Menengiç kahvesini biraz anlatır mısınız bize?
Menengiç, Gaziantep’e özgü bir kahve. Fıstığın yabani hali diyebiliriz. Kahvenin yurtdışından az geldiği, ithalatın yapılamadığı veya sıkıntılı olduğu savaş dönemlerinde menengici dövüp kahve haline getirmişler. Ama doğal bir ürün. Tadımı, sunumu, şekliyle insanlar tarafından beğenilmiş. Gaziantep’te özellikle soğuk kış günlerinde içilirmiş… Tabii şimdi yaz – kış kalmadı, soğuk – sıcak fark etmiyor; menengiç kahvesi her zaman içiliyor. Kafein içermeyen doğal bir ürün. Antioksidan etkisi var. Küçükken annelerimiz bize sobaların üzerinde kaynatır içirirdi. Misafirlerimize sütle birlikte pişirip ikram ediyoruz. Farklı bir tadı oluyor, beğeniyorlar. Aynı zamanda çerez olarak da geliyor masaya. Bazı bölgelerde çedene, bazılarında bıttım deniyor; ama esası menengiç.
Tahmis aynı zamanda bir kültür merkezi dediniz, biraz açar mısınız?
Burası ilk kurulduğunda Mevlevi Vakfı’na aitti ama bizim ailemiz çalıştırıyordu. Mevlevi Vakfı tarafından buradan alınan gelirler; çocukların okutulmasında, hayır işlerinde kullanılmak üzere Türkmen Ağası Mustafa Bey tarafından vakfedilmiş. Evet, burası bir kültür merkezi. Burada müzik var, edebiyat toplantıları var, masal ve hikâye var. Örneğin Ramazan aylarında Hacivat ve Karagöz oluyor. Radyolarda dinlediğiniz arkası yarınların çıkış merkezi bizim kahvelerimiz. Gaziantep’te eskiden hikâyeciler vardı. Antep tabiriyle dersek, ‘hakiyeci’. Hikâyeciler burası gibi başka büyük kıraathanelerde arkası yarın gibi bir hikâye anlatır, tam heyecanlı yerinde keserlerdi. Hikâyenin devamı bir gün sonra gelirdi. O zamanlar tabii sadece erkekler gelirdi. Ama şimdi hanımların daha çok rağbet ettiği bir kıraathane haline geldi. Kabul günlerini bile yapıyorlar burada. Kıraathaneye, kahveye sadece erkekler gider algısını biz kahve ile birlikte değiştirdik.
“Menengiç, gaziantep’e özgü bir kahve çeşidi. fıstığın yabani hali diyebiliriz. kahvenin yurtdışından az geldiği, ithalatının yapılamadığı savaş dönemlerinde menengici dövüp kahve haline getirmiş ve pişirmişler.”

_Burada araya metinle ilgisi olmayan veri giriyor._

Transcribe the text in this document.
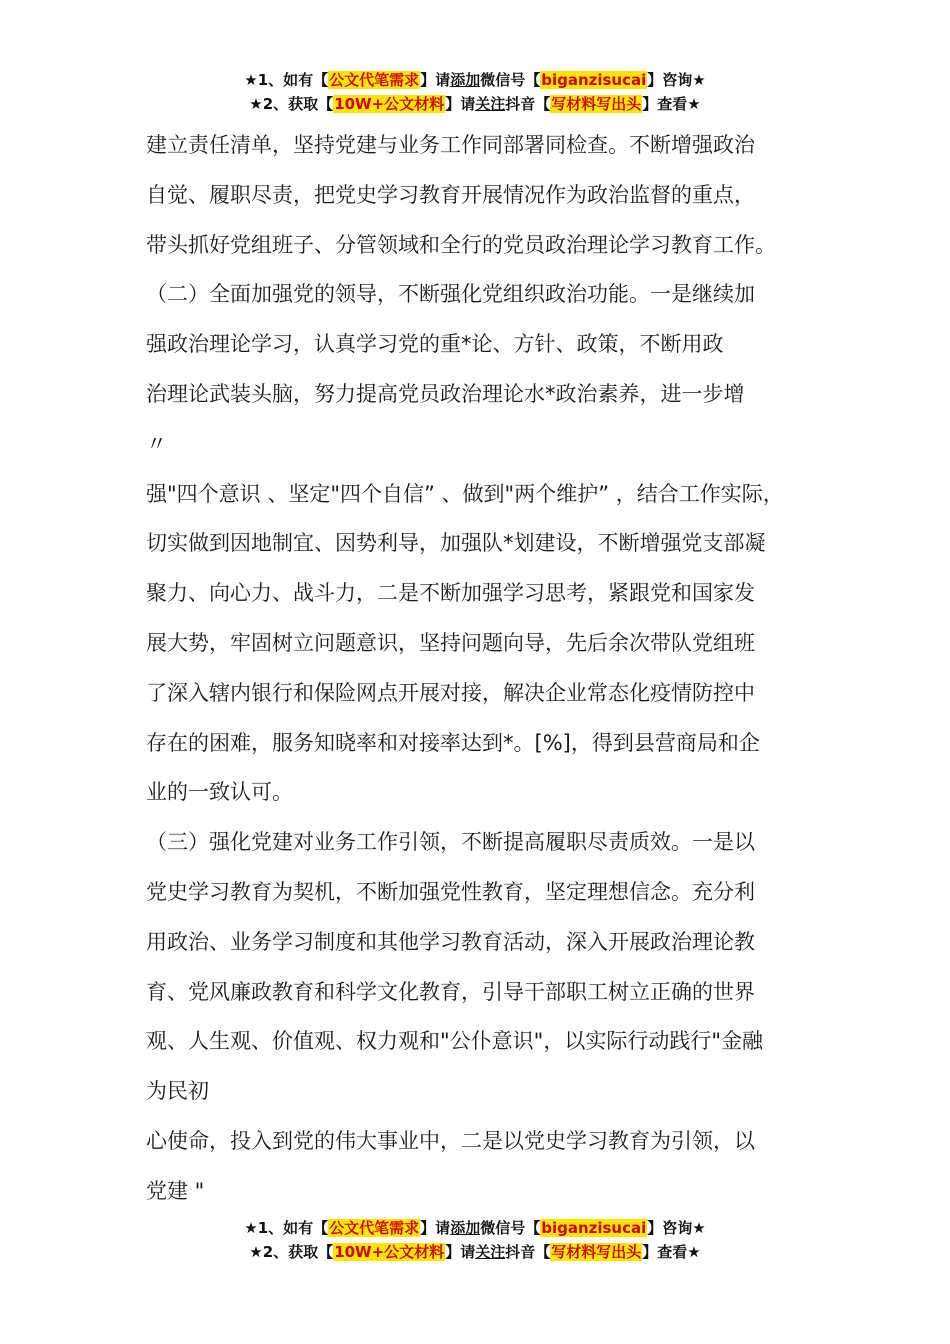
★1、如有【公文代笔需求】请添加微信号【biganzisucai】咨询★
★2、获取【10W+公文材料】请关注抖音【写材料写出头】查看★
建立责任清单，坚持党建与业务工作同部署同检查。不断增强政治
自觉、履职尽责，把党史学习教育开展情况作为政治监督的重点，
带头抓好党组班子、分管领域和全行的党员政治理论学习教育工作。
（二）全面加强党的领导，不断强化党组织政治功能。一是继续加
强政治理论学习，认真学习党的重*论、方针、政策，不断用政
治理论武装头脑，努力提高党员政治理论水*政治素养，进一步增
〃
强"四个意识 、坚定"四个自信” 、做到"两个维护” ，结合工作实际，
切实做到因地制宜、因势利导，加强队*划建设，不断增强党支部凝
聚力、向心力、战斗力，二是不断加强学习思考，紧跟党和国家发
展大势，牢固树立问题意识，坚持问题向导，先后余次带队党组班
了深入辖内银行和保险网点开展对接，解决企业常态化疫情防控中
存在的困难，服务知晓率和对接率达到*。[%]，得到县营商局和企
业的一致认可。
（三）强化党建对业务工作引领，不断提高履职尽责质效。一是以
党史学习教育为契机，不断加强党性教育，坚定理想信念。充分利
用政治、业务学习制度和其他学习教育活动，深入开展政治理论教
育、党风廉政教育和科学文化教育，引导干部职工树立正确的世界
观、人生观、价值观、权力观和"公仆意识"，以实际行动践行"金融
为民初
心使命，投入到党的伟大事业中，二是以党史学习教育为引领，以
党建 "
★1、如有【公文代笔需求】请添加微信号【biganzisucai】咨询★
★2、获取【10W+公文材料】请关注抖音【写材料写出头】查看★
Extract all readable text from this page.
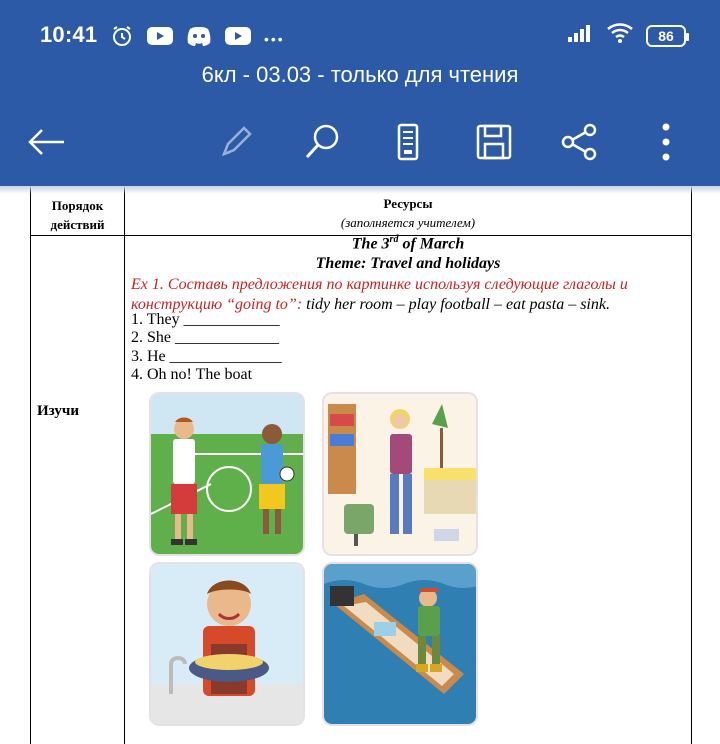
10:41	•••	86
6кл - 03.03 - только для чтения
Порядок действий
Ресурсы
(заполняется учителем)
The 3rd of March
Theme: Travel and holidays
Ex 1. Составь предложения по картинке используя следующие глаголы и конструкцию “going to”: tidy her room – play football – eat pasta – sink.
1. They ____________
2. She _____________
3. He ______________
4. Oh no! The boat
Изучи
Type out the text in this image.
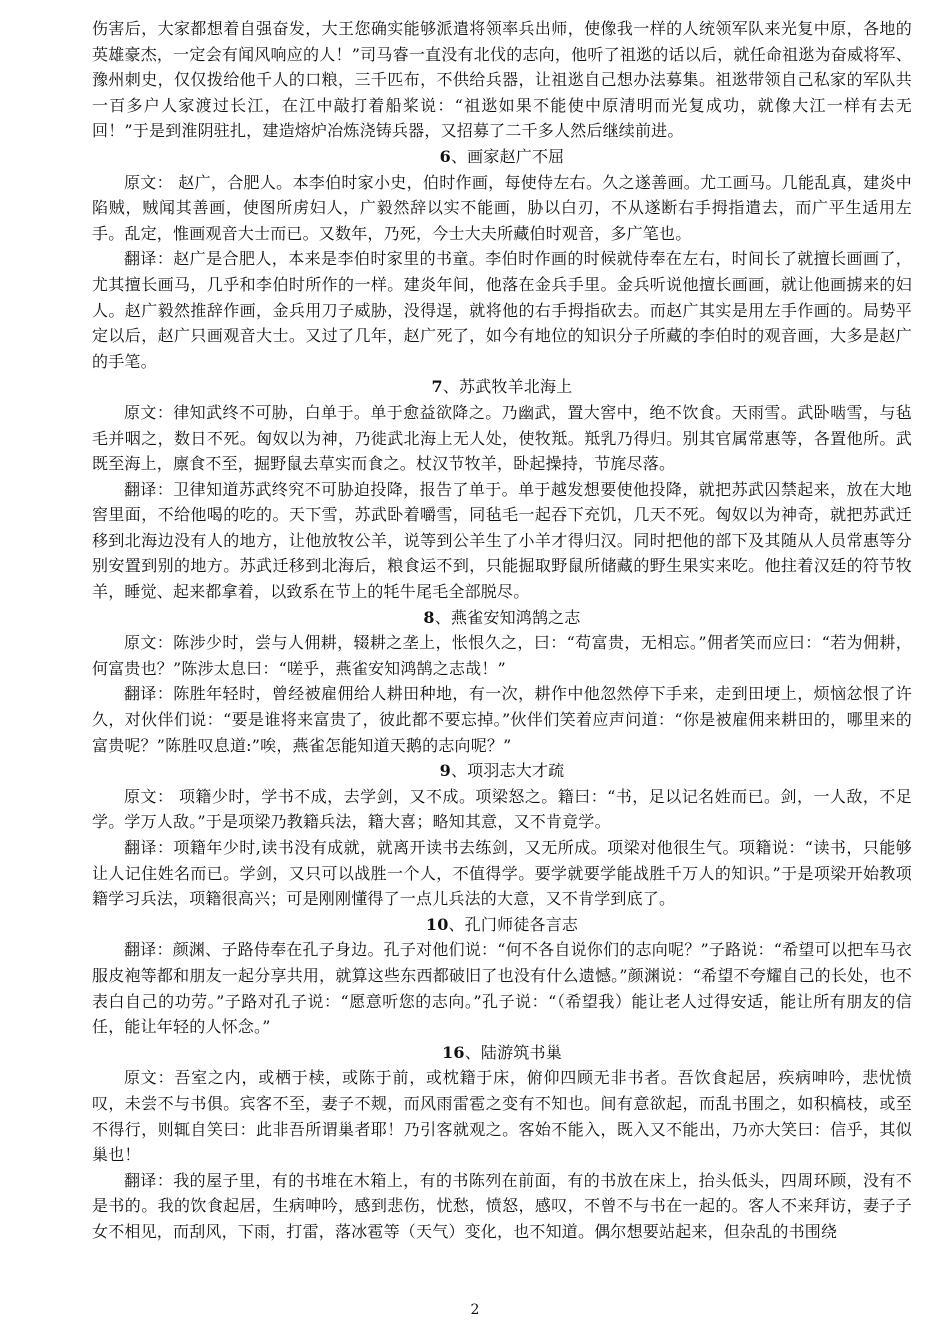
伤害后，大家都想着自强奋发，大王您确实能够派遣将领率兵出师，使像我一样的人统领军队来光复中原，各地的英雄豪杰，一定会有闻风响应的人！”司马睿一直没有北伐的志向，他听了祖逖的话以后，就任命祖逖为奋威将军、豫州刺史，仅仅拨给他千人的口粮，三千匹布，不供给兵器，让祖逖自己想办法募集。祖逖带领自己私家的军队共一百多户人家渡过长江，在江中敲打着船桨说：“祖逖如果不能使中原清明而光复成功，就像大江一样有去无回！”于是到淮阴驻扎，建造熔炉冶炼浇铸兵器，又招募了二千多人然后继续前进。

6、画家赵广不屈

原文： 赵广，合肥人。本李伯时家小史，伯时作画，每使侍左右。久之遂善画。尤工画马。几能乱真，建炎中陷贼，贼闻其善画，使图所虏妇人，广毅然辞以实不能画，胁以白刃，不从遂断右手拇指遣去，而广平生适用左手。乱定，惟画观音大士而已。又数年，乃死，今士大夫所藏伯时观音，多广笔也。

翻译：赵广是合肥人，本来是李伯时家里的书童。李伯时作画的时候就侍奉在左右，时间长了就擅长画画了，尤其擅长画马，几乎和李伯时所作的一样。建炎年间，他落在金兵手里。金兵听说他擅长画画，就让他画掳来的妇人。赵广毅然推辞作画，金兵用刀子威胁，没得逞，就将他的右手拇指砍去。而赵广其实是用左手作画的。局势平定以后，赵广只画观音大士。又过了几年，赵广死了，如今有地位的知识分子所藏的李伯时的观音画，大多是赵广的手笔。

7、苏武牧羊北海上

原文：律知武终不可胁，白单于。单于愈益欲降之。乃幽武，置大窖中，绝不饮食。天雨雪。武卧啮雪，与毡毛并咽之，数日不死。匈奴以为神，乃徙武北海上无人处，使牧羝。羝乳乃得归。别其官属常惠等，各置他所。武既至海上，廪食不至，掘野鼠去草实而食之。杖汉节牧羊，卧起操持，节旄尽落。

翻译：卫律知道苏武终究不可胁迫投降，报告了单于。单于越发想要使他投降，就把苏武囚禁起来，放在大地窖里面，不给他喝的吃的。天下雪，苏武卧着嚼雪，同毡毛一起吞下充饥，几天不死。匈奴以为神奇，就把苏武迁移到北海边没有人的地方，让他放牧公羊，说等到公羊生了小羊才得归汉。同时把他的部下及其随从人员常惠等分别安置到别的地方。苏武迁移到北海后，粮食运不到，只能掘取野鼠所储藏的野生果实来吃。他拄着汉廷的符节牧羊，睡觉、起来都拿着，以致系在节上的牦牛尾毛全部脱尽。

8、燕雀安知鸿鹄之志

原文：陈涉少时，尝与人佣耕，辍耕之垄上，怅恨久之，曰：“苟富贵，无相忘。”佣者笑而应曰：“若为佣耕，何富贵也？”陈涉太息曰：“嗟乎，燕雀安知鸿鹄之志哉！”

翻译：陈胜年轻时，曾经被雇佣给人耕田种地，有一次，耕作中他忽然停下手来，走到田埂上，烦恼忿恨了许久，对伙伴们说：“要是谁将来富贵了，彼此都不要忘掉。”伙伴们笑着应声问道：“你是被雇佣来耕田的，哪里来的富贵呢？”陈胜叹息道:”唉，燕雀怎能知道天鹅的志向呢？”

9、项羽志大才疏

原文： 项籍少时，学书不成，去学剑，又不成。项梁怒之。籍曰：“书，足以记名姓而已。剑，一人敌，不足学。学万人敌。”于是项梁乃教籍兵法，籍大喜；略知其意，又不肯竟学。

翻译：项籍年少时,读书没有成就，就离开读书去练剑，又无所成。项梁对他很生气。项籍说：“读书，只能够让人记住姓名而已。学剑，又只可以战胜一个人，不值得学。要学就要学能战胜千万人的知识。”于是项梁开始教项籍学习兵法，项籍很高兴；可是刚刚懂得了一点儿兵法的大意，又不肯学到底了。

10、孔门师徒各言志

翻译：颜渊、子路侍奉在孔子身边。孔子对他们说：“何不各自说你们的志向呢？”子路说：“希望可以把车马衣服皮袍等都和朋友一起分享共用，就算这些东西都破旧了也没有什么遗憾。”颜渊说：“希望不夸耀自己的长处，也不表白自己的功劳。”子路对孔子说：“愿意听您的志向。”孔子说：“（希望我）能让老人过得安适，能让所有朋友的信任，能让年轻的人怀念。”

16、陆游筑书巢

原文：吾室之内，或栖于椟，或陈于前，或枕籍于床，俯仰四顾无非书者。吾饮食起居，疾病呻吟，悲忧愤叹，未尝不与书俱。宾客不至，妻子不觌，而风雨雷雹之变有不知也。间有意欲起，而乱书围之，如积槁枝，或至不得行，则辄自笑曰：此非吾所谓巢者耶！乃引客就观之。客始不能入，既入又不能出，乃亦大笑曰：信乎，其似巢也！

翻译：我的屋子里，有的书堆在木箱上，有的书陈列在前面，有的书放在床上，抬头低头，四周环顾，没有不是书的。我的饮食起居，生病呻吟，感到悲伤，忧愁，愤怒，感叹，不曾不与书在一起的。客人不来拜访，妻子子女不相见，而刮风，下雨，打雷，落冰雹等（天气）变化，也不知道。偶尔想要站起来，但杂乱的书围绕

2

Siz aynı zamanda kahve üretimi de yapıyorsunuz, kaç çeşit kahve var Tahmis’te?
Menengiç kahvesi, Türk kahvesi, damla sakızlı, tahta dibeklerde dövülen dibek kahvesi, Osmanlı kahvesi. Osmanlı kahvesi bir karışım. Çilekli, kakuleli kahvelerimiz, mırra’mız var. Eski dönemlerde ağaların, beylerin gelen misafirlere ikram ettiği, tadı daha acı ama hazmı kolaylaştıran bir kahve. Bunların tamamı aynı zamanda web üzerinden de satın alınabiliyor. Tahmis Kahvesi olarak Türkiye’nin dört bir yanına ve yurtdışına kahve gönderiyoruz. Kendi damak tadımıza uygun çekirdekleri alıyor, kavuruyor ve kendi karışımlarımızı hazırlıyoruz. Menengiç kahvesini hem toz olarak kutularda hem macun olarak hem de çerez olarak satıyoruz.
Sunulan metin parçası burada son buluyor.